SAN FRANCISCO (Reuters) - Silicon Valley continued to reverse the post dotcom-era slump last year, adding 28,000 jobs and raising median income levels, but a struggling U.S. economy is causing some instability among workers in the tech-heavy region, says a new report released on Tuesday.
The 2008 Silicon Valley Index, an annual report jointly prepared by two nonprofits, Joint Venture Silicon Valley and the Silicon Valley Community Foundation, measures the strength of the region’s economy.
Jobs in Silicon Valley — home to Google Inc (GOOG.O) and Yahoo Inc YHOO.O — grew 2.1 percent during the 12 months leading up to the first quarter of 2007, faster than the 0.9 percent rate of job growth in California and 1.4 percent nationally, the report said.
Median income also rose 2 percent to $82,486, faster than the national growth rate of 1.5 percent. Silicon Valley’s per capita income is 57 percent higher than the national average and growing faster than the rest of the country, the report said.
The cost of living is also 47 percent higher than in the rest of the country, the report said.
Venture capital investment grew nearly 11 percent, with the Valley getting 62 percent of all “cleantech” venture dollars invested in the state.
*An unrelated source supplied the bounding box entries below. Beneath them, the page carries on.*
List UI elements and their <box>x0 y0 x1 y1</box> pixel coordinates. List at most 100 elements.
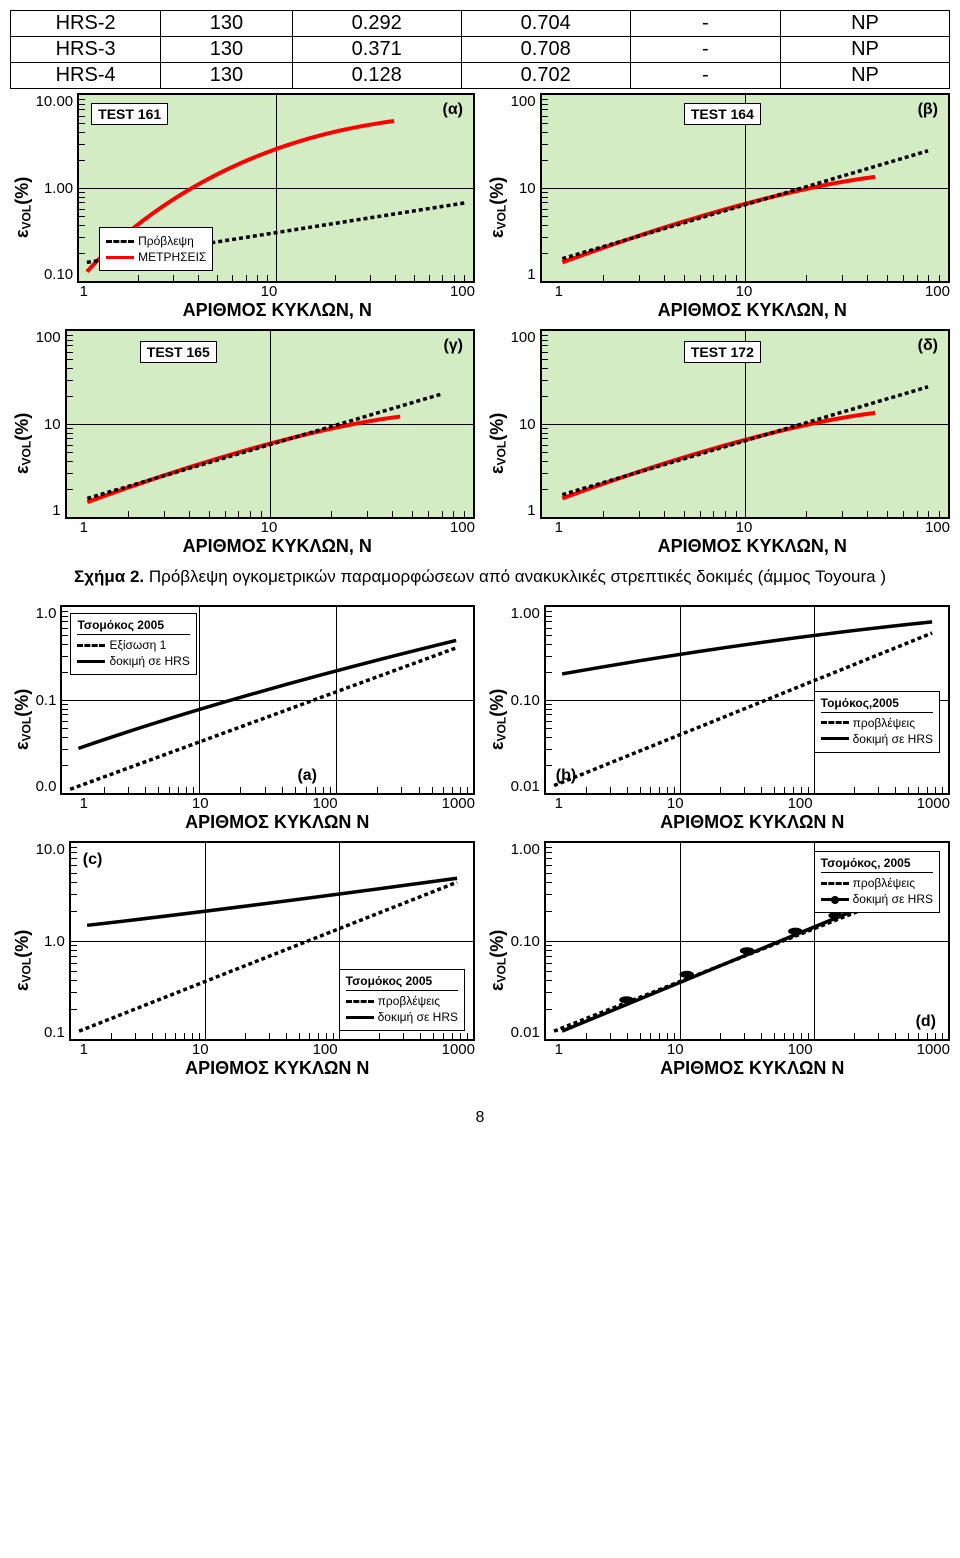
subplot-label: (β) <box>918 101 938 119</box>
table-cell: HRS-2 <box>11 11 161 37</box>
y-axis-label: εVOL(%) <box>485 605 511 833</box>
x-tick-label: 10 <box>736 519 753 536</box>
y-tick-label: 0.10 <box>44 266 73 283</box>
x-tick-label: 10 <box>192 795 209 812</box>
legend: ΠρόβλεψηΜΕΤΡΗΣΕΙΣ <box>99 227 213 271</box>
y-tick-label: 1.00 <box>44 180 73 197</box>
y-tick-label: 1.00 <box>511 605 540 622</box>
y-tick-label: 100 <box>36 329 61 346</box>
x-axis-label: ΑΡΙΘΜΟΣ ΚΥΚΛΩΝ N <box>80 1058 475 1079</box>
x-tick-label: 1 <box>555 795 563 812</box>
x-tick-label: 1 <box>80 795 88 812</box>
chart-plot: (c) Τσομόκος 2005προβλέψειςδοκιμή σε HRS <box>69 841 475 1041</box>
table-cell: - <box>630 11 780 37</box>
table-cell: 0.702 <box>461 63 630 89</box>
table-cell: 0.292 <box>292 11 461 37</box>
table-cell: 0.128 <box>292 63 461 89</box>
y-axis-label: εVOL(%) <box>10 329 36 557</box>
data-table: HRS-21300.2920.704-NP HRS-31300.3710.708-… <box>10 10 950 89</box>
table-cell: HRS-3 <box>11 37 161 63</box>
legend: Τομόκος,2005προβλέψειςδοκιμή σε HRS <box>814 691 940 753</box>
table-cell: NP <box>780 11 949 37</box>
x-tick-label: 1000 <box>917 1041 950 1058</box>
y-axis-label: εVOL(%) <box>485 93 511 321</box>
y-tick-label: 10 <box>519 180 536 197</box>
test-label: TEST 172 <box>684 341 761 363</box>
test-label: TEST 161 <box>91 103 168 125</box>
table-cell: 130 <box>161 63 292 89</box>
x-tick-label: 10 <box>667 1041 684 1058</box>
test-label: TEST 165 <box>140 341 217 363</box>
x-tick-label: 100 <box>450 283 475 300</box>
y-tick-label: 10.0 <box>36 841 65 858</box>
x-tick-label: 1000 <box>917 795 950 812</box>
test-label: TEST 164 <box>684 103 761 125</box>
y-axis-label: εVOL(%) <box>485 841 511 1079</box>
legend: Τσομόκος 2005προβλέψειςδοκιμή σε HRS <box>339 969 465 1031</box>
x-axis-label: ΑΡΙΘΜΟΣ ΚΥΚΛΩΝ N <box>80 812 475 833</box>
figure-caption: Σχήμα 2. Πρόβλεψη ογκομετρικών παραμορφώ… <box>40 567 920 587</box>
y-tick-label: 0.1 <box>44 1024 65 1041</box>
y-tick-label: 1 <box>527 266 535 283</box>
table-cell: 0.708 <box>461 37 630 63</box>
subplot-label: (α) <box>443 101 464 119</box>
page-number: 8 <box>10 1109 950 1127</box>
x-tick-label: 10 <box>667 795 684 812</box>
y-tick-label: 0.01 <box>511 778 540 795</box>
x-tick-label: 10 <box>192 1041 209 1058</box>
y-tick-label: 100 <box>511 329 536 346</box>
table-cell: NP <box>780 63 949 89</box>
chart-plot: TEST 164 (β) <box>540 93 950 283</box>
x-axis-label: ΑΡΙΘΜΟΣ ΚΥΚΛΩΝ, N <box>555 536 950 557</box>
subplot-label: (c) <box>83 851 103 869</box>
legend: Τσομόκος, 2005προβλέψειςδοκιμή σε HRS <box>814 851 940 913</box>
x-tick-label: 100 <box>925 519 950 536</box>
subplot-label: (γ) <box>443 337 463 355</box>
chart-plot: (a) Τσομόκος 2005Εξίσωση 1δοκιμή σε HRS <box>60 605 475 795</box>
y-tick-label: 1.00 <box>511 841 540 858</box>
y-tick-label: 0.0 <box>36 778 57 795</box>
y-tick-label: 10.00 <box>36 93 74 110</box>
table-cell: - <box>630 37 780 63</box>
y-axis-label: εVOL(%) <box>10 605 36 833</box>
x-tick-label: 1 <box>555 283 563 300</box>
x-tick-label: 100 <box>925 283 950 300</box>
y-tick-label: 0.10 <box>511 692 540 709</box>
x-tick-label: 1 <box>80 283 88 300</box>
y-tick-label: 1 <box>52 502 60 519</box>
y-tick-label: 1.0 <box>36 605 57 622</box>
y-tick-label: 0.1 <box>36 692 57 709</box>
x-axis-label: ΑΡΙΘΜΟΣ ΚΥΚΛΩΝ, N <box>80 300 475 321</box>
x-tick-label: 100 <box>313 1041 338 1058</box>
chart-plot: TEST 172(δ) <box>540 329 950 519</box>
x-tick-label: 1 <box>80 519 88 536</box>
y-axis-label: εVOL(%) <box>10 93 36 321</box>
legend: Τσομόκος 2005Εξίσωση 1δοκιμή σε HRS <box>70 613 196 675</box>
table-cell: 0.371 <box>292 37 461 63</box>
x-axis-label: ΑΡΙΘΜΟΣ ΚΥΚΛΩΝ N <box>555 1058 950 1079</box>
x-tick-label: 10 <box>736 283 753 300</box>
y-tick-label: 0.01 <box>511 1024 540 1041</box>
chart-plot: (d) Τσομόκος, 2005προβλέψειςδοκιμή σε HRS <box>544 841 950 1041</box>
table-cell: NP <box>780 37 949 63</box>
x-tick-label: 100 <box>788 795 813 812</box>
x-axis-label: ΑΡΙΘΜΟΣ ΚΥΚΛΩΝ, N <box>80 536 475 557</box>
table-cell: HRS-4 <box>11 63 161 89</box>
x-tick-label: 10 <box>261 519 278 536</box>
table-cell: 130 <box>161 37 292 63</box>
y-tick-label: 100 <box>511 93 536 110</box>
x-tick-label: 100 <box>788 1041 813 1058</box>
y-axis-label: εVOL(%) <box>485 329 511 557</box>
subplot-label: (a) <box>297 767 317 785</box>
y-tick-label: 1.0 <box>44 933 65 950</box>
table-cell: - <box>630 63 780 89</box>
x-tick-label: 1 <box>80 1041 88 1058</box>
table-cell: 0.704 <box>461 11 630 37</box>
chart-plot: (b) Τομόκος,2005προβλέψειςδοκιμή σε HRS <box>544 605 950 795</box>
subplot-label: (b) <box>556 767 576 785</box>
x-tick-label: 1000 <box>442 795 475 812</box>
x-tick-label: 100 <box>450 519 475 536</box>
y-tick-label: 10 <box>519 416 536 433</box>
x-axis-label: ΑΡΙΘΜΟΣ ΚΥΚΛΩΝ N <box>555 812 950 833</box>
subplot-label: (d) <box>916 1013 936 1031</box>
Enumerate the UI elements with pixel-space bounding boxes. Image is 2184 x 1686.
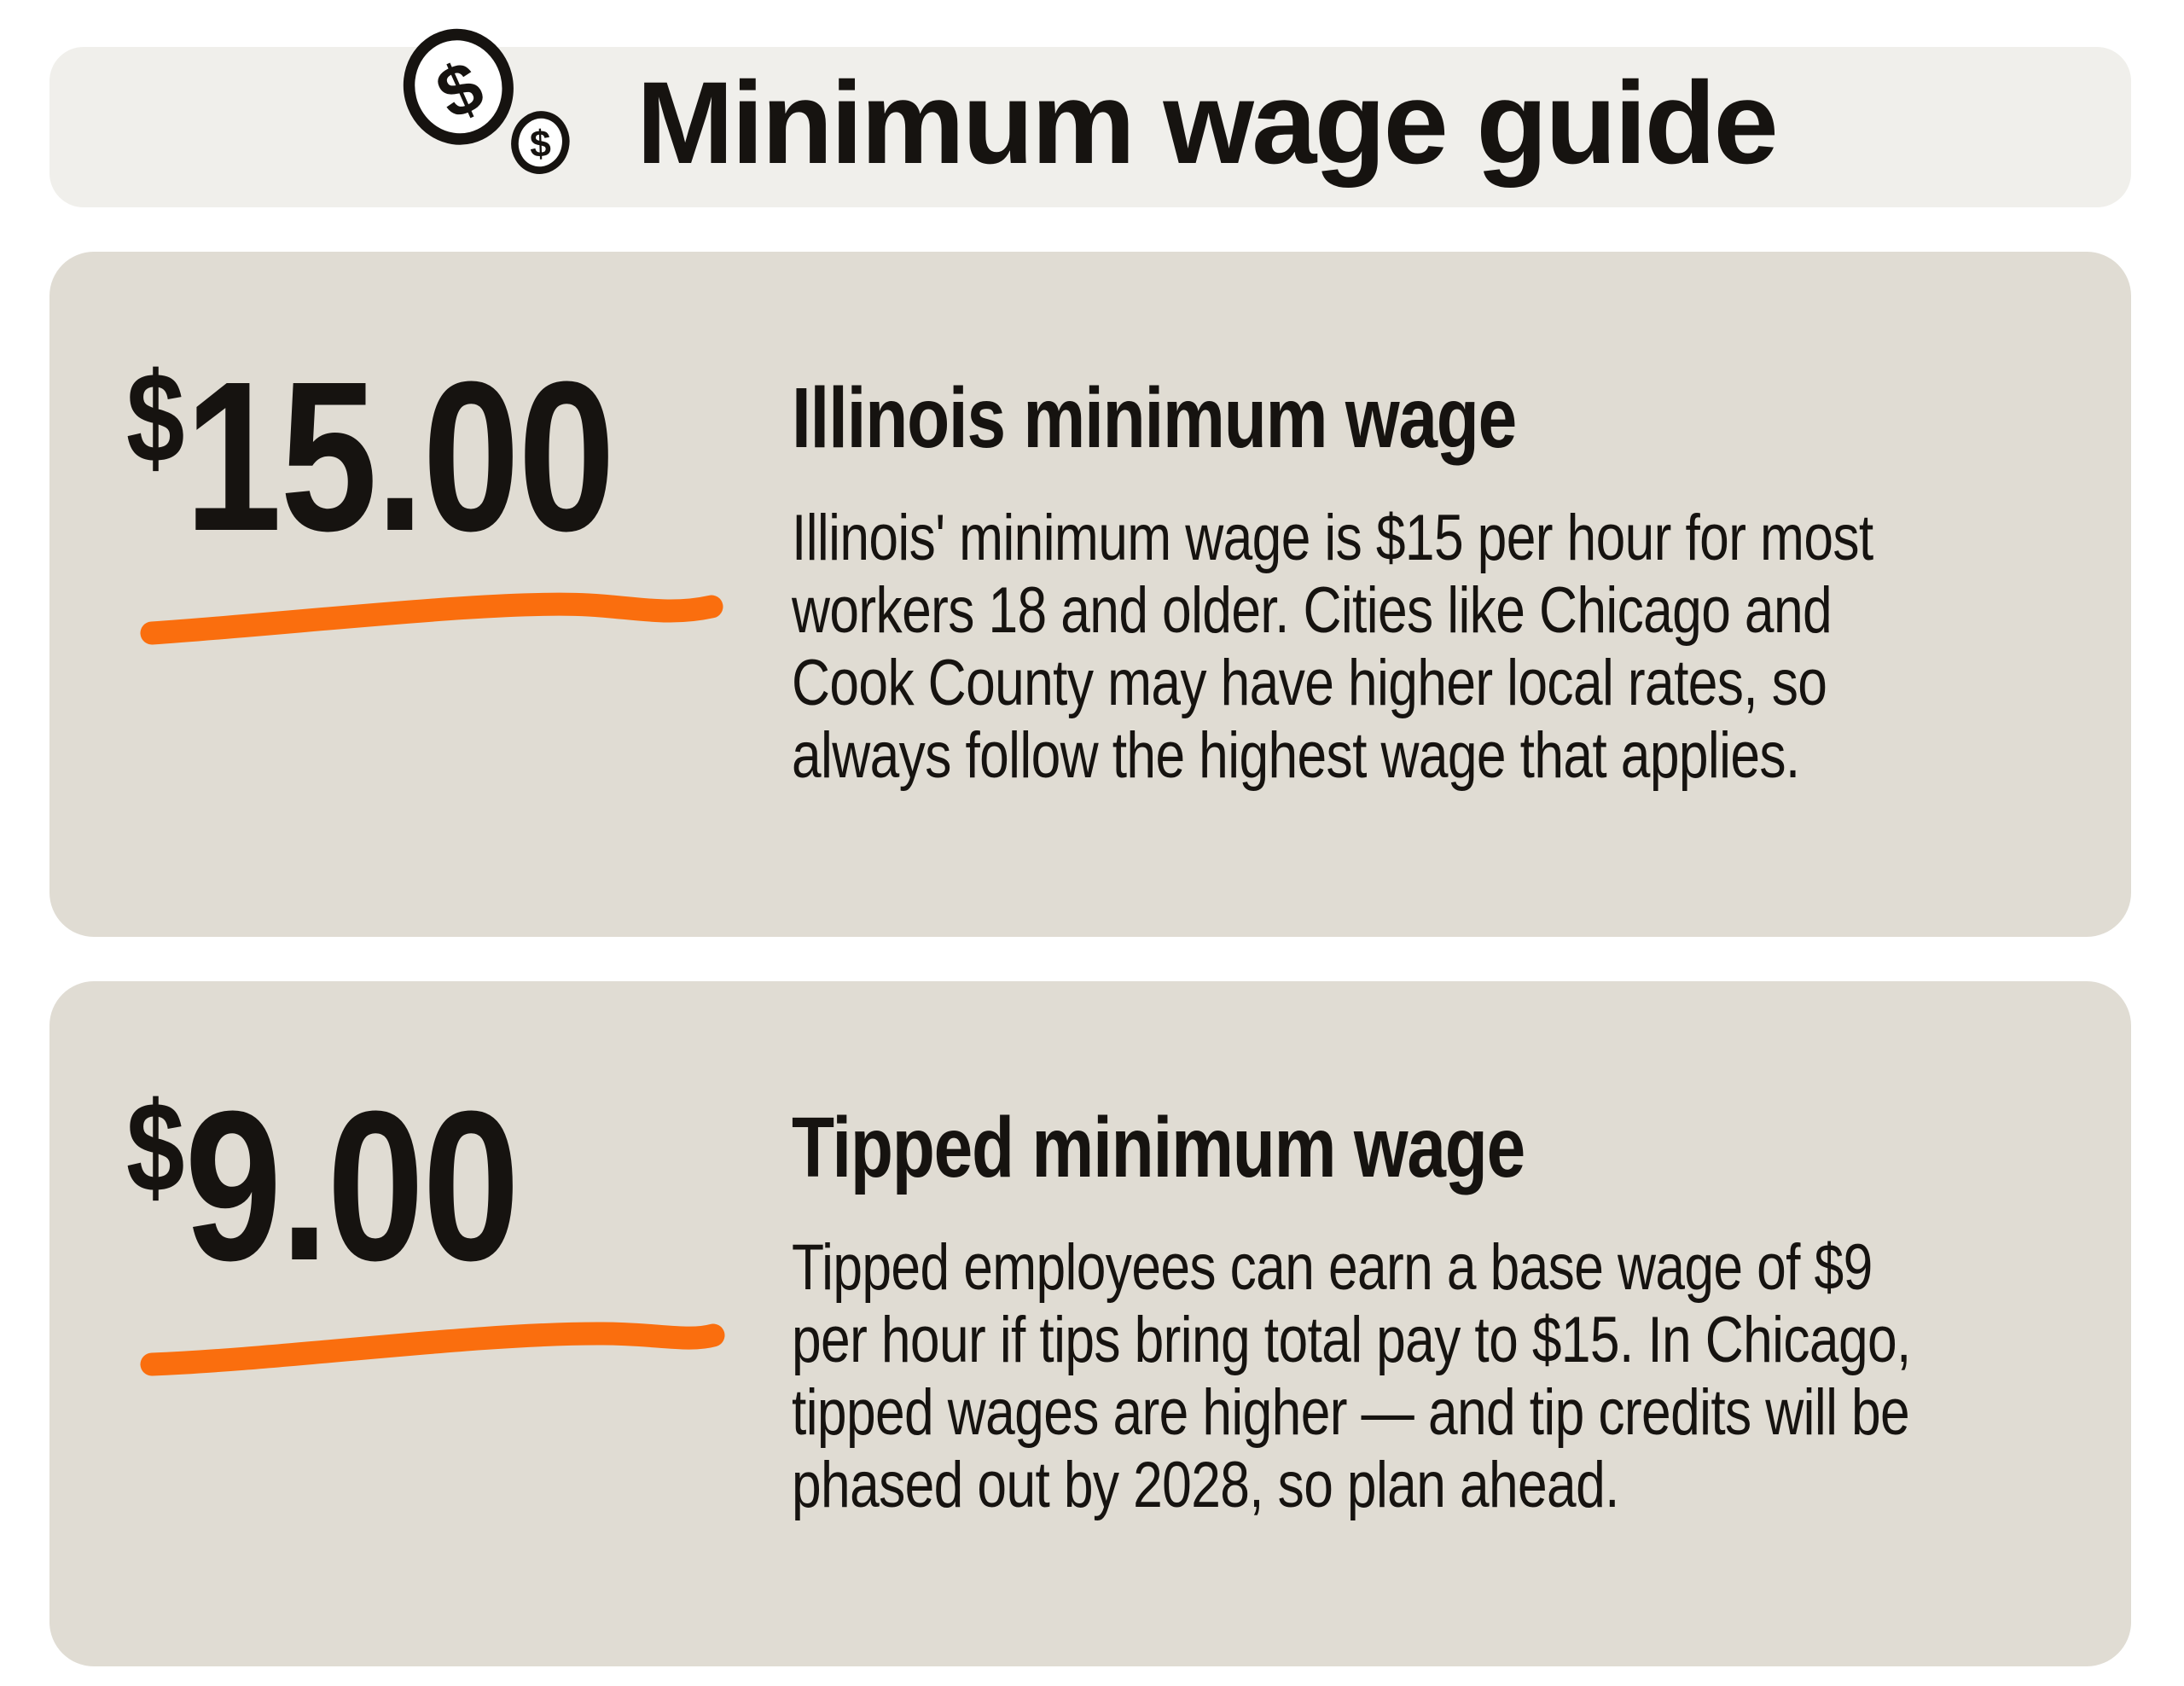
amount-value: 9.00 xyxy=(184,1067,520,1305)
header-bar: $ $ Minimum wage guide xyxy=(49,28,2131,207)
orange-underline xyxy=(140,592,723,645)
card-info: Illinois minimum wage Illinois' minimum … xyxy=(792,341,2080,792)
card-body: Tipped employees can earn a base wage of… xyxy=(792,1231,1911,1521)
amount-value: 15.00 xyxy=(184,337,615,575)
price-amount: $15.00 xyxy=(126,350,672,563)
svg-text:$: $ xyxy=(529,123,551,166)
card-tipped-minimum-wage: $9.00 Tipped minimum wage Tipped employe… xyxy=(49,981,2131,1666)
card-info: Tipped minimum wage Tipped employees can… xyxy=(792,1071,2080,1521)
small-coin: $ xyxy=(511,111,570,174)
currency-symbol: $ xyxy=(126,346,185,489)
large-coin: $ xyxy=(403,28,514,145)
card-heading: Illinois minimum wage xyxy=(792,370,1517,466)
card-illinois-minimum-wage: $15.00 Illinois minimum wage Illinois' m… xyxy=(49,252,2131,937)
card-heading: Tipped minimum wage xyxy=(792,1100,1525,1195)
currency-symbol: $ xyxy=(126,1075,185,1218)
orange-underline xyxy=(140,1322,725,1376)
price-amount: $9.00 xyxy=(126,1079,672,1293)
coins-icon: $ $ xyxy=(403,28,570,174)
card-body: Illinois' minimum wage is $15 per hour f… xyxy=(792,502,1873,792)
price-block: $15.00 xyxy=(126,341,792,792)
underline-stroke xyxy=(140,592,723,645)
page-title: Minimum wage guide xyxy=(636,57,1779,189)
price-block: $9.00 xyxy=(126,1071,792,1521)
underline-stroke xyxy=(140,1322,725,1376)
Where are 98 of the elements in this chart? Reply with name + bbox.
Investments in clean technologies, such as solar power and biofuels, have spurred the region’s economic renewal, the report said.
But the number of mid-wage jobs, which make up about half of all jobs in the Valley, has been shrinking in recent years, the report said.
People working as secretaries, customer service representatives, engineering and biological technicians, and other mid-wage jobs that fetch between $30,000 and $80,000 a year are experiencing instability, with many of them moving to smaller jobs that have fewer benefits.
Stock market volatility, the subprime mortgage mess and fears of a U.S. recession are further adding to the woes of mid-wage workers, the report said.
“The Index reflects good news for some in Silicon Valley, rough patches for others and heart wrenching choices for many,” said Emmett Carson, president of the Community Foundation.
About 75 percent fewer people left Silicon Valley in 2007 than 2006. At the same time, more than 38,000 people came to live in the region.